Muito mais poderia relatar a seu respeito, mas isso é suficiente
por ora. Senti-me agradecida quando saí da visão e percebi que não
era a realidade presente, que o tempo de graça se prolongava. E
agora, peço-lhe que se apresse e não brinque mais com as coisas
eternas.
Você se vangloria de ser honesto, mas não é. Por sua conduta tem
estado e ainda está soldando os grilhões que o prenderão na mesma
escravidão com Carol. Tem rejeitado a voz de Deus e tem atendido
a voz de Satanás. Age como um homem destituído de bom senso e por
quem? Por uma moça sem princípios, sem um traço de caráter realmente
digno de amor, arrogante, extravagante, voluntariosa, não consagrada,
impaciente, obstinada, sem afeto natural e impulsiva. Se vocês se
separassem completamente, ela ainda poderia ter uma melhor oportunidade
para examinar-se e humilhar o coração diante de Deus.

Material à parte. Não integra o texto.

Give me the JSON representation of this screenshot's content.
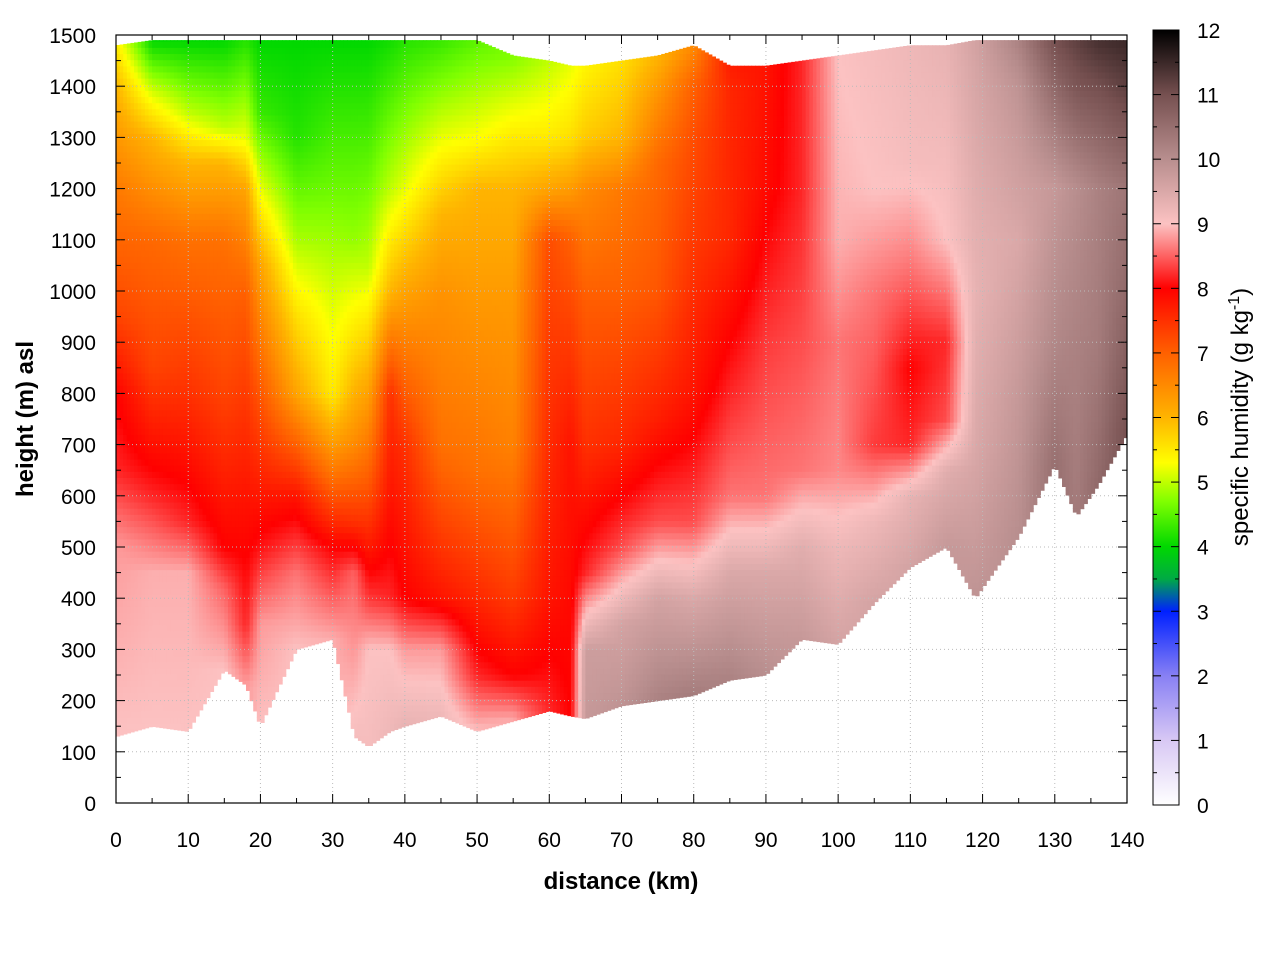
{
  "chart_data": {
    "type": "heatmap",
    "xlabel": "distance (km)",
    "ylabel": "height (m) asl",
    "colorbar": {
      "label_main": "specific humidity (g kg",
      "label_sup": "-1",
      "label_end": ")",
      "range": [
        0,
        12
      ],
      "ticks": [
        "0",
        "1",
        "2",
        "3",
        "4",
        "5",
        "6",
        "7",
        "8",
        "9",
        "10",
        "11",
        "12"
      ],
      "colormap": [
        {
          "v": 0,
          "color": "#ffffff"
        },
        {
          "v": 1,
          "color": "#d8c8f4"
        },
        {
          "v": 2,
          "color": "#8880f4"
        },
        {
          "v": 3,
          "color": "#0020ff"
        },
        {
          "v": 3.5,
          "color": "#00aa44"
        },
        {
          "v": 4,
          "color": "#00d800"
        },
        {
          "v": 4.7,
          "color": "#80ff00"
        },
        {
          "v": 5.3,
          "color": "#ffff00"
        },
        {
          "v": 6,
          "color": "#ffb400"
        },
        {
          "v": 7,
          "color": "#ff6000"
        },
        {
          "v": 8,
          "color": "#ff0000"
        },
        {
          "v": 9,
          "color": "#fcc2c2"
        },
        {
          "v": 10,
          "color": "#b88e8e"
        },
        {
          "v": 11,
          "color": "#765050"
        },
        {
          "v": 12,
          "color": "#000000"
        }
      ]
    },
    "xlim": [
      0,
      140
    ],
    "ylim": [
      0,
      1500
    ],
    "xticks": [
      "0",
      "10",
      "20",
      "30",
      "40",
      "50",
      "60",
      "70",
      "80",
      "90",
      "100",
      "110",
      "120",
      "130",
      "140"
    ],
    "yticks": [
      "0",
      "100",
      "200",
      "300",
      "400",
      "500",
      "600",
      "700",
      "800",
      "900",
      "1000",
      "1100",
      "1200",
      "1300",
      "1400",
      "1500"
    ],
    "grid": true,
    "profiles": [
      {
        "x": 0,
        "bottom": 130,
        "top": 1480,
        "levels": [
          [
            130,
            9.0
          ],
          [
            500,
            8.8
          ],
          [
            650,
            8.2
          ],
          [
            800,
            8.0
          ],
          [
            950,
            7.3
          ],
          [
            1200,
            6.7
          ],
          [
            1400,
            6.0
          ],
          [
            1480,
            5.5
          ]
        ]
      },
      {
        "x": 5,
        "bottom": 150,
        "top": 1490,
        "levels": [
          [
            150,
            9.0
          ],
          [
            450,
            8.9
          ],
          [
            600,
            8.2
          ],
          [
            850,
            7.3
          ],
          [
            1100,
            6.9
          ],
          [
            1300,
            6.0
          ],
          [
            1400,
            5.0
          ],
          [
            1490,
            4.0
          ]
        ]
      },
      {
        "x": 10,
        "bottom": 140,
        "top": 1490,
        "levels": [
          [
            140,
            9.0
          ],
          [
            450,
            8.9
          ],
          [
            550,
            8.2
          ],
          [
            800,
            7.5
          ],
          [
            1100,
            6.8
          ],
          [
            1250,
            6.0
          ],
          [
            1350,
            5.0
          ],
          [
            1490,
            4.0
          ]
        ]
      },
      {
        "x": 15,
        "bottom": 260,
        "top": 1490,
        "levels": [
          [
            260,
            9.0
          ],
          [
            420,
            8.5
          ],
          [
            500,
            8.0
          ],
          [
            800,
            7.3
          ],
          [
            1100,
            6.8
          ],
          [
            1250,
            6.0
          ],
          [
            1320,
            5.0
          ],
          [
            1490,
            4.0
          ]
        ]
      },
      {
        "x": 18,
        "bottom": 230,
        "top": 1490,
        "levels": [
          [
            230,
            8.8
          ],
          [
            350,
            8.2
          ],
          [
            600,
            7.8
          ],
          [
            1000,
            7.0
          ],
          [
            1200,
            6.2
          ],
          [
            1300,
            5.2
          ],
          [
            1490,
            4.2
          ]
        ]
      },
      {
        "x": 20,
        "bottom": 150,
        "top": 1490,
        "levels": [
          [
            150,
            9.0
          ],
          [
            350,
            8.8
          ],
          [
            500,
            8.1
          ],
          [
            800,
            7.1
          ],
          [
            1050,
            6.2
          ],
          [
            1200,
            5.2
          ],
          [
            1350,
            4.3
          ],
          [
            1490,
            4.0
          ]
        ]
      },
      {
        "x": 25,
        "bottom": 300,
        "top": 1490,
        "levels": [
          [
            300,
            9.0
          ],
          [
            450,
            8.6
          ],
          [
            600,
            7.8
          ],
          [
            800,
            6.2
          ],
          [
            950,
            5.6
          ],
          [
            1100,
            4.9
          ],
          [
            1300,
            4.2
          ],
          [
            1490,
            4.0
          ]
        ]
      },
      {
        "x": 30,
        "bottom": 320,
        "top": 1490,
        "levels": [
          [
            320,
            8.9
          ],
          [
            500,
            8.0
          ],
          [
            650,
            6.7
          ],
          [
            800,
            5.5
          ],
          [
            1000,
            5.1
          ],
          [
            1200,
            4.6
          ],
          [
            1490,
            4.0
          ]
        ]
      },
      {
        "x": 33,
        "bottom": 130,
        "top": 1490,
        "levels": [
          [
            130,
            9.1
          ],
          [
            450,
            8.5
          ],
          [
            550,
            7.5
          ],
          [
            700,
            6.5
          ],
          [
            900,
            5.6
          ],
          [
            1100,
            4.8
          ],
          [
            1490,
            4.0
          ]
        ]
      },
      {
        "x": 35,
        "bottom": 110,
        "top": 1490,
        "levels": [
          [
            110,
            9.1
          ],
          [
            300,
            9.0
          ],
          [
            400,
            8.3
          ],
          [
            600,
            7.2
          ],
          [
            850,
            6.0
          ],
          [
            1050,
            5.0
          ],
          [
            1300,
            4.4
          ],
          [
            1490,
            4.0
          ]
        ]
      },
      {
        "x": 38,
        "bottom": 140,
        "top": 1490,
        "levels": [
          [
            140,
            9.2
          ],
          [
            300,
            9.0
          ],
          [
            400,
            8.2
          ],
          [
            600,
            7.8
          ],
          [
            800,
            7.5
          ],
          [
            1000,
            6.0
          ],
          [
            1200,
            5.0
          ],
          [
            1490,
            4.1
          ]
        ]
      },
      {
        "x": 40,
        "bottom": 150,
        "top": 1490,
        "levels": [
          [
            150,
            9.3
          ],
          [
            300,
            8.8
          ],
          [
            400,
            8.0
          ],
          [
            700,
            7.5
          ],
          [
            1000,
            6.2
          ],
          [
            1200,
            5.2
          ],
          [
            1490,
            4.2
          ]
        ]
      },
      {
        "x": 45,
        "bottom": 170,
        "top": 1490,
        "levels": [
          [
            170,
            9.2
          ],
          [
            300,
            8.8
          ],
          [
            400,
            7.8
          ],
          [
            700,
            6.8
          ],
          [
            1000,
            6.4
          ],
          [
            1150,
            6.0
          ],
          [
            1300,
            5.2
          ],
          [
            1490,
            4.3
          ]
        ]
      },
      {
        "x": 50,
        "bottom": 140,
        "top": 1490,
        "levels": [
          [
            140,
            9.0
          ],
          [
            250,
            8.2
          ],
          [
            400,
            7.6
          ],
          [
            650,
            6.8
          ],
          [
            1000,
            6.3
          ],
          [
            1200,
            6.0
          ],
          [
            1300,
            5.3
          ],
          [
            1490,
            4.5
          ]
        ]
      },
      {
        "x": 55,
        "bottom": 160,
        "top": 1460,
        "levels": [
          [
            160,
            8.9
          ],
          [
            250,
            8.0
          ],
          [
            400,
            7.4
          ],
          [
            700,
            6.6
          ],
          [
            1000,
            6.3
          ],
          [
            1200,
            6.0
          ],
          [
            1300,
            5.5
          ],
          [
            1460,
            4.7
          ]
        ]
      },
      {
        "x": 60,
        "bottom": 180,
        "top": 1450,
        "levels": [
          [
            180,
            8.2
          ],
          [
            400,
            7.8
          ],
          [
            900,
            7.4
          ],
          [
            1100,
            7.2
          ],
          [
            1200,
            6.2
          ],
          [
            1300,
            5.5
          ],
          [
            1450,
            5.0
          ]
        ]
      },
      {
        "x": 63,
        "bottom": 170,
        "top": 1440,
        "levels": [
          [
            170,
            8.0
          ],
          [
            700,
            7.8
          ],
          [
            1100,
            7.0
          ],
          [
            1200,
            6.3
          ],
          [
            1300,
            5.6
          ],
          [
            1440,
            5.2
          ]
        ]
      },
      {
        "x": 65,
        "bottom": 165,
        "top": 1440,
        "levels": [
          [
            165,
            9.8
          ],
          [
            300,
            9.7
          ],
          [
            450,
            8.2
          ],
          [
            700,
            7.5
          ],
          [
            1000,
            7.0
          ],
          [
            1200,
            6.5
          ],
          [
            1300,
            5.8
          ],
          [
            1440,
            5.4
          ]
        ]
      },
      {
        "x": 70,
        "bottom": 190,
        "top": 1450,
        "levels": [
          [
            190,
            9.9
          ],
          [
            350,
            9.6
          ],
          [
            500,
            8.4
          ],
          [
            700,
            7.6
          ],
          [
            1000,
            7.0
          ],
          [
            1200,
            6.7
          ],
          [
            1300,
            6.0
          ],
          [
            1450,
            5.6
          ]
        ]
      },
      {
        "x": 75,
        "bottom": 200,
        "top": 1460,
        "levels": [
          [
            200,
            10.2
          ],
          [
            400,
            9.6
          ],
          [
            550,
            8.4
          ],
          [
            750,
            7.7
          ],
          [
            1000,
            7.1
          ],
          [
            1250,
            6.9
          ],
          [
            1380,
            6.4
          ],
          [
            1460,
            6.0
          ]
        ]
      },
      {
        "x": 80,
        "bottom": 210,
        "top": 1480,
        "levels": [
          [
            210,
            10.3
          ],
          [
            400,
            9.5
          ],
          [
            550,
            8.4
          ],
          [
            800,
            7.8
          ],
          [
            1100,
            7.4
          ],
          [
            1300,
            7.2
          ],
          [
            1400,
            7.0
          ],
          [
            1480,
            6.5
          ]
        ]
      },
      {
        "x": 85,
        "bottom": 240,
        "top": 1440,
        "levels": [
          [
            240,
            10.2
          ],
          [
            450,
            9.5
          ],
          [
            600,
            8.6
          ],
          [
            800,
            8.2
          ],
          [
            1100,
            7.6
          ],
          [
            1400,
            7.6
          ],
          [
            1440,
            7.7
          ]
        ]
      },
      {
        "x": 90,
        "bottom": 250,
        "top": 1440,
        "levels": [
          [
            250,
            10.0
          ],
          [
            450,
            9.5
          ],
          [
            600,
            8.6
          ],
          [
            900,
            8.3
          ],
          [
            1200,
            7.9
          ],
          [
            1440,
            7.8
          ]
        ]
      },
      {
        "x": 95,
        "bottom": 320,
        "top": 1450,
        "levels": [
          [
            320,
            9.8
          ],
          [
            500,
            9.4
          ],
          [
            650,
            8.6
          ],
          [
            900,
            8.4
          ],
          [
            1200,
            8.2
          ],
          [
            1450,
            8.2
          ]
        ]
      },
      {
        "x": 100,
        "bottom": 310,
        "top": 1460,
        "levels": [
          [
            310,
            9.6
          ],
          [
            500,
            9.2
          ],
          [
            650,
            8.7
          ],
          [
            900,
            8.6
          ],
          [
            1100,
            8.9
          ],
          [
            1460,
            9.0
          ]
        ]
      },
      {
        "x": 105,
        "bottom": 390,
        "top": 1470,
        "levels": [
          [
            390,
            9.6
          ],
          [
            550,
            9.2
          ],
          [
            700,
            8.3
          ],
          [
            1000,
            8.6
          ],
          [
            1200,
            9.0
          ],
          [
            1470,
            9.1
          ]
        ]
      },
      {
        "x": 110,
        "bottom": 460,
        "top": 1480,
        "levels": [
          [
            460,
            9.6
          ],
          [
            600,
            9.3
          ],
          [
            700,
            8.2
          ],
          [
            850,
            8.0
          ],
          [
            1050,
            8.6
          ],
          [
            1250,
            9.1
          ],
          [
            1480,
            9.2
          ]
        ]
      },
      {
        "x": 115,
        "bottom": 500,
        "top": 1480,
        "levels": [
          [
            500,
            9.8
          ],
          [
            650,
            9.4
          ],
          [
            750,
            8.4
          ],
          [
            900,
            8.2
          ],
          [
            1100,
            9.0
          ],
          [
            1480,
            9.3
          ]
        ]
      },
      {
        "x": 119,
        "bottom": 400,
        "top": 1490,
        "levels": [
          [
            400,
            9.9
          ],
          [
            700,
            9.5
          ],
          [
            1000,
            9.3
          ],
          [
            1200,
            9.4
          ],
          [
            1490,
            9.6
          ]
        ]
      },
      {
        "x": 125,
        "bottom": 520,
        "top": 1490,
        "levels": [
          [
            520,
            10.0
          ],
          [
            800,
            9.8
          ],
          [
            1100,
            9.5
          ],
          [
            1400,
            9.9
          ],
          [
            1490,
            10.2
          ]
        ]
      },
      {
        "x": 130,
        "bottom": 660,
        "top": 1490,
        "levels": [
          [
            660,
            10.5
          ],
          [
            900,
            10.1
          ],
          [
            1200,
            9.8
          ],
          [
            1400,
            10.6
          ],
          [
            1490,
            11.0
          ]
        ]
      },
      {
        "x": 133,
        "bottom": 560,
        "top": 1490,
        "levels": [
          [
            560,
            10.3
          ],
          [
            900,
            10.2
          ],
          [
            1200,
            10.0
          ],
          [
            1400,
            10.9
          ],
          [
            1490,
            11.2
          ]
        ]
      },
      {
        "x": 136,
        "bottom": 620,
        "top": 1490,
        "levels": [
          [
            620,
            10.6
          ],
          [
            900,
            10.3
          ],
          [
            1200,
            10.2
          ],
          [
            1400,
            11.0
          ],
          [
            1490,
            11.4
          ]
        ]
      },
      {
        "x": 140,
        "bottom": 720,
        "top": 1490,
        "levels": [
          [
            720,
            11.0
          ],
          [
            1000,
            10.6
          ],
          [
            1200,
            10.4
          ],
          [
            1400,
            11.2
          ],
          [
            1490,
            11.5
          ]
        ]
      }
    ]
  }
}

Sempre há um período crítico na vida de um rapaz quando se separa
das influências e conselhos sábios do lar e enfrenta novas situações
e provas difíceis. Se, contra sua vontade ou por escolha própria,
é colocado em situações perigosas e depende de Deus para buscar
força, cultivando o amor de Deus em seu coração, será guardado de
ceder à tentação pelo poder de Deus que o colocou naquela situação
difícil.
Que diferença entre o caso de José e o de jovens que aparentemente
forçam sua entrada no terreno do inimigo, expondo-se aos impetuosos
ataques de Satanás!
O Senhor fez José prosperar. Porém em meio à sua prosperidade veio
a adversidade mais sombria. A esposa de seu senhor era uma mulher
licenciosa, que o incitou rumo ao inferno. Renderia José seu áureo
caráter moral às seduções de uma mulher depravada? Lembrar-se-ia
de que os olhos de Deus estavam sobre ele?
Poucas tentações são tão perigosas e fatais para os jovens como
a sensualidade. E quem se render provará ser ela claramente destrutiva
para a alma e para o corpo, no presente e na eternidade. O bem-estar
de todo o futuro de José dependia da decisão de um momento. Calmamente
José dirige seus olhos ao Céu e clama por ajuda, livra-se de sua
capa exterior, deixando-a nas mãos de sua tentadora. E enquanto
seus olhos brilham com determinação resoluta, em lugar de uma paixão
não santificada, ele exclama: "Como posso cometer esse grande mal
e pecar contra Deus?" A vitória está ganha, ele escapa da sedutora;
está salvo.
Você tem tido oportunidade de mostrar se a sua religião é uma realidade
prática. Tem tomado liberdades à vista de Deus e dos santos anjos
que não tomaria na presença de seus amigos. A verdadeira religião
compreende todos os pensamentos da mente, penetrando todas a intenções
secretas do coração e todos os motivos de ação; o objeto e a direção
dos afetos e toda a estrutura de nossa vida.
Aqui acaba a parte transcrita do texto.